Adding to the devastation in the region, the Lilac Fire in San Diego County started Thursday and grew to 4,100 acres in a few hours, leading to new evacuation orders. Evacuation centers have been set up in affected areas.

The Lilac Fire has left three people with burn injuries and two firefighters hurt. One firefighter suffered smoke inhalation while the second one had a dislocated shoulder. The latter popped it back into place and continued working, Schuler said. According to CNN, school boards have shut down schools spanning at least 16 districts.

Gov. Jerry Brown issued an emergency proclamation for Santa Barbara and San Diego counties. The declarations free state resources such as the National Guard to support response efforts. He’s also requested federal assistance to supplement state and local emergency response.

Per CNN, here’s a quick summary of the six largest fires.

  • Thomas Fire: The largest of the six blazes started Monday in Ventura County, and has scorched 115,000 acres. It’s only 5% contained, and has destroyed at least 150 homes and threatening thousands more in Ventura, about 50 miles (80 km) north-west of Los Angeles.
  • Creek Fire: The second-largest fire is in neighboring Los Angeles County, and ignited a day later. It has burned 15,323 acres and is 20% contained.
  • Rye Fire: It broke out Tuesday in Los Angeles County and has burned 7,000 acres. Firefighters are making progress, with 25% of the blaze contained.
  • Lilac Fire: This fast-moving fire erupted Thursday in San Diego County, and has consumed 4,100 acres in just a few hours. It’s unclear what percentage of it is contained.
  • Skirball Fire: It started Wednesday as a brush fire in Los Angeles County, and is now 30% contained.
  • Liberty Fire: The blaze in Riverside County has burned 300 acres since it ignited Thursday. It’s 5% contained.
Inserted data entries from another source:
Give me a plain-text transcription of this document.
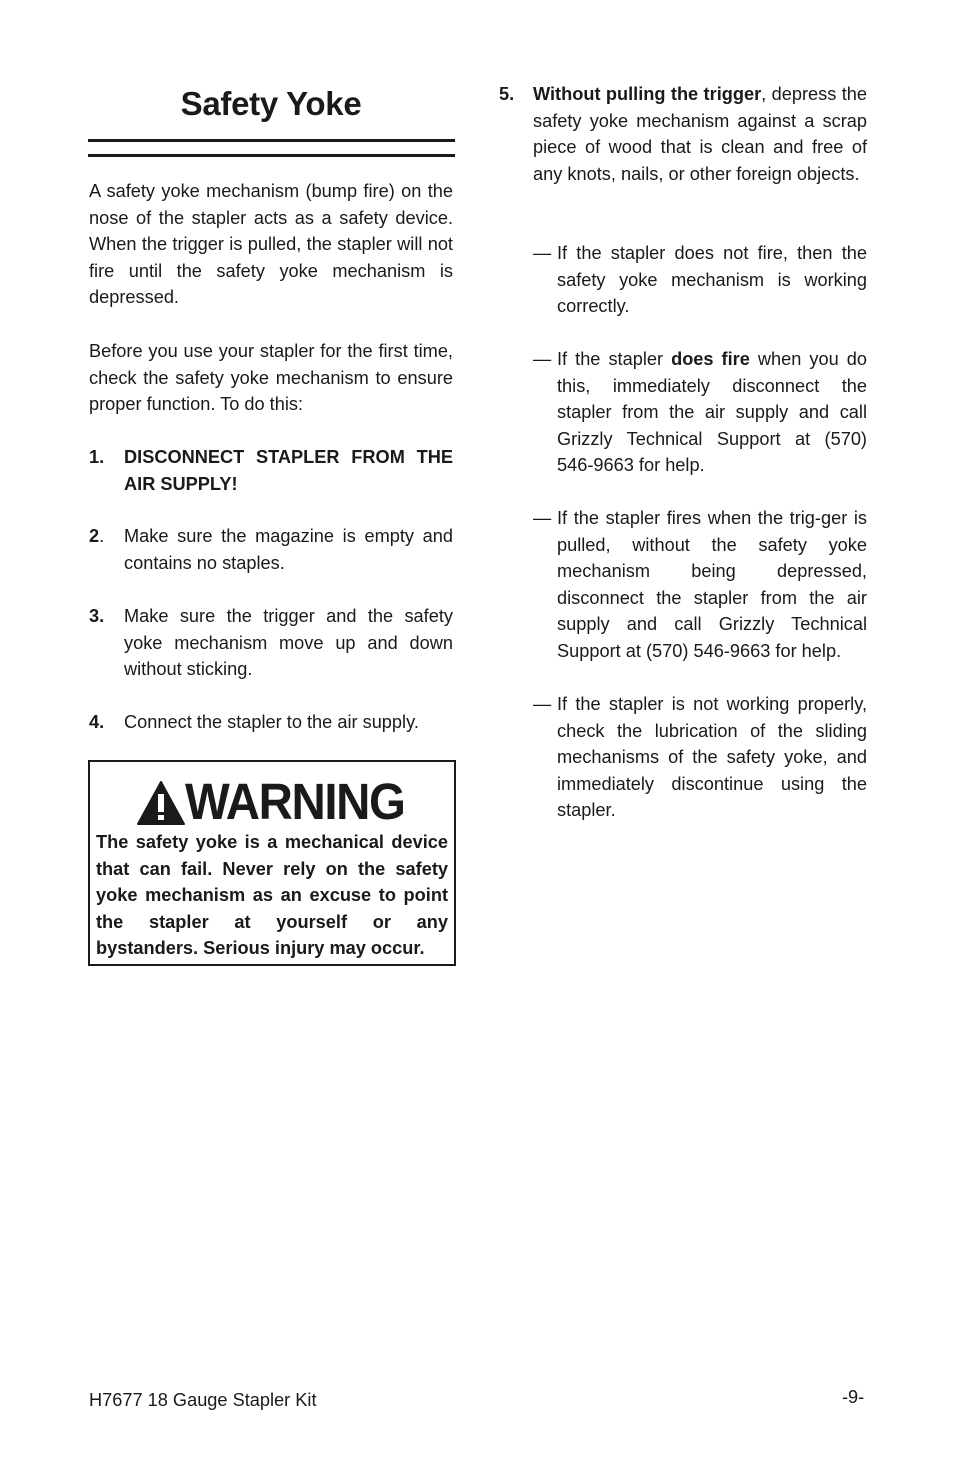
Safety Yoke

A safety yoke mechanism (bump fire) on the nose of the stapler acts as a safety device. When the trigger is pulled, the stapler will not fire until the safety yoke mechanism is depressed.

Before you use your stapler for the first time, check the safety yoke mechanism to ensure proper function. To do this:

1. DISCONNECT STAPLER FROM THE AIR SUPPLY!
2. Make sure the magazine is empty and contains no staples.
3. Make sure the trigger and the safety yoke mechanism move up and down without sticking.
4. Connect the stapler to the air supply.
WARNING

The safety yoke is a mechanical device that can fail. Never rely on the safety yoke mechanism as an excuse to point the stapler at yourself or any bystanders. Serious injury may occur.

5. Without pulling the trigger, depress the safety yoke mechanism against a scrap piece of wood that is clean and free of any knots, nails, or other foreign objects.
— If the stapler does not fire, then the safety yoke mechanism is working correctly.
— If the stapler does fire when you do this, immediately disconnect the stapler from the air supply and call Grizzly Technical Support at (570) 546-9663 for help.
— If the stapler fires when the trig-ger is pulled, without the safety yoke mechanism being depressed, disconnect the stapler from the air supply and call Grizzly Technical Support at (570) 546-9663 for help.
— If the stapler is not working properly, check the lubrication of the sliding mechanisms of the safety yoke, and immediately discontinue using the stapler.
H7677 18 Gauge Stapler Kit	-9-
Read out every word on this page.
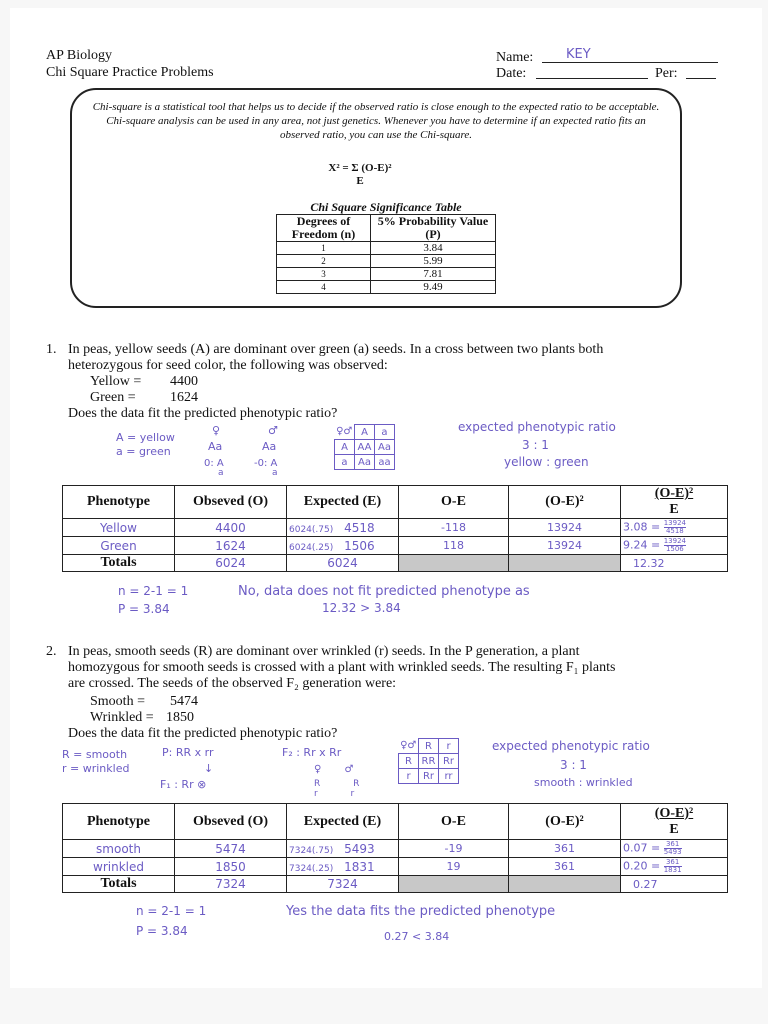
AP Biology
Chi Square Practice Problems
Name:	KEY
Date:	Per:
Chi-square is a statistical tool that helps us to decide if the observed ratio is close enough to the expected ratio to be acceptable. Chi-square analysis can be used in any area, not just genetics. Whenever you have to determine if an expected ratio fits an observed ratio, you can use the Chi-square.
X² = Σ (O-E)²
E
Chi Square Significance Table
Degrees of Freedom (n)	5% Probability Value (P)
1	3.84
2	5.99
3	7.81
4	9.49
1. In peas, yellow seeds (A) are dominant over green (a) seeds. In a cross between two plants both
heterozygous for seed color, the following was observed:
Yellow = 4400
Green = 1624
Does the data fit the predicted phenotypic ratio?
A = yellow
a = green
♀	♂
Aa	Aa
0: A
a
-0: A
a
♀♂	A	a
A	AA	Aa
a	Aa	aa
expected phenotypic ratio
3 : 1
yellow : green
Phenotype	Obseved (O)	Expected (E)	O-E	(O-E)²	(O-E)²
E

Yellow	4400	6024(.75) 4518	-118	13924	$3.08 = \frac{13924}{4518}$

Green	1624	6024(.25) 1506	118	13924	$9.24 = \frac{13924}{1506}$

Totals	6024	6024			12.32
n = 2-1 = 1
P = 3.84
No, data does not fit predicted phenotype as
12.32 > 3.84
2. In peas, smooth seeds (R) are dominant over wrinkled (r) seeds. In the P generation, a plant
homozygous for smooth seeds is crossed with a plant with wrinkled seeds. The resulting F₁ plants
are crossed. The seeds of the observed F₂ generation were:
Smooth = 5474
Wrinkled = 1850
Does the data fit the predicted phenotypic ratio?
R = smooth
r = wrinkled
P: RR x rr
↓
F₁ : Rr ⊗
F₂ : Rr x Rr
♀ ♂
R R
r r
♀♂	R	r
R	RR	Rr
r	Rr	rr
expected phenotypic ratio
3 : 1
smooth : wrinkled
Phenotype	Obseved (O)	Expected (E)	O-E	(O-E)²	(O-E)²
E

smooth	5474	7324(.75) 5493	-19	361	$0.07 = \frac{361}{5493}$

wrinkled	1850	7324(.25) 1831	19	361	$0.20 = \frac{361}{1831}$

Totals	7324	7324			0.27
n = 2-1 = 1
P = 3.84
Yes the data fits the predicted phenotype
0.27 < 3.84
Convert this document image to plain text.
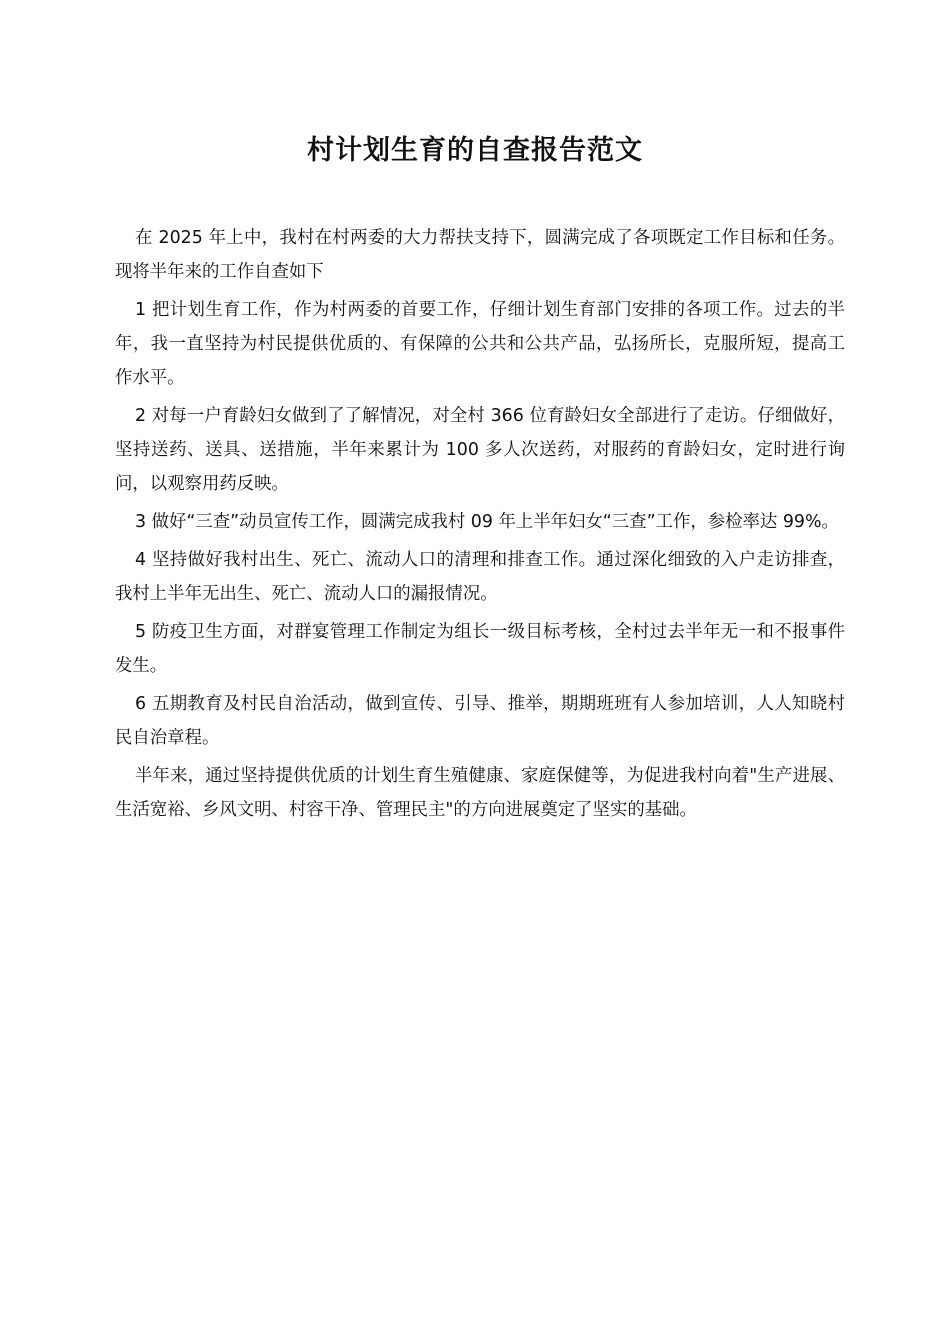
村计划生育的自查报告范文

在 2025 年上中，我村在村两委的大力帮扶支持下，圆满完成了各项既定工作目标和任务。现将半年来的工作自查如下

1 把计划生育工作，作为村两委的首要工作，仔细计划生育部门安排的各项工作。过去的半年，我一直坚持为村民提供优质的、有保障的公共和公共产品，弘扬所长，克服所短，提高工作水平。

2 对每一户育龄妇女做到了了解情况，对全村 366 位育龄妇女全部进行了走访。仔细做好，坚持送药、送具、送措施，半年来累计为 100 多人次送药，对服药的育龄妇女，定时进行询问，以观察用药反映。

3 做好“三查”动员宣传工作，圆满完成我村 09 年上半年妇女“三查”工作，参检率达 99%。

4 坚持做好我村出生、死亡、流动人口的清理和排查工作。通过深化细致的入户走访排查，我村上半年无出生、死亡、流动人口的漏报情况。

5 防疫卫生方面，对群宴管理工作制定为组长一级目标考核，全村过去半年无一和不报事件发生。

6 五期教育及村民自治活动，做到宣传、引导、推举，期期班班有人参加培训，人人知晓村民自治章程。

半年来，通过坚持提供优质的计划生育生殖健康、家庭保健等，为促进我村向着"生产进展、生活宽裕、乡风文明、村容干净、管理民主"的方向进展奠定了坚实的基础。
While no deaths have been reported so far as a direct result of the flames, three residents have been burned while trying to flee. And one woman was found dead after a car crash in an area under an evacuation order, the authorities said on Thursday, according to the GuardianWith 2017 on track to be the most destructive year for wildfires in California history, experts are warning that this could be the new status quo, given dry conditions across the state.

The Santa Ana winds are an entirely natural phenomenon of course, and they usually peak during the month of December. What is unusual is that wildfires peak during the autumn period. But because of the ongoing drought across California and the very dry weather during October and November, the conditions have been ripe for the wildfire outbreak we are now witnessing.

The current weather pattern is consistent with what climatologists refer to as the ‘Ridiculously Resilient Ridge’ which has become more prevalent in recent years. This results in cold weather across eastern parts of US, and unseasonably warm weather in western areas that we are seeing this month.

As this weather pattern intensifies, expect deadly blazes to become a perennial concern, Al Jazeera reported.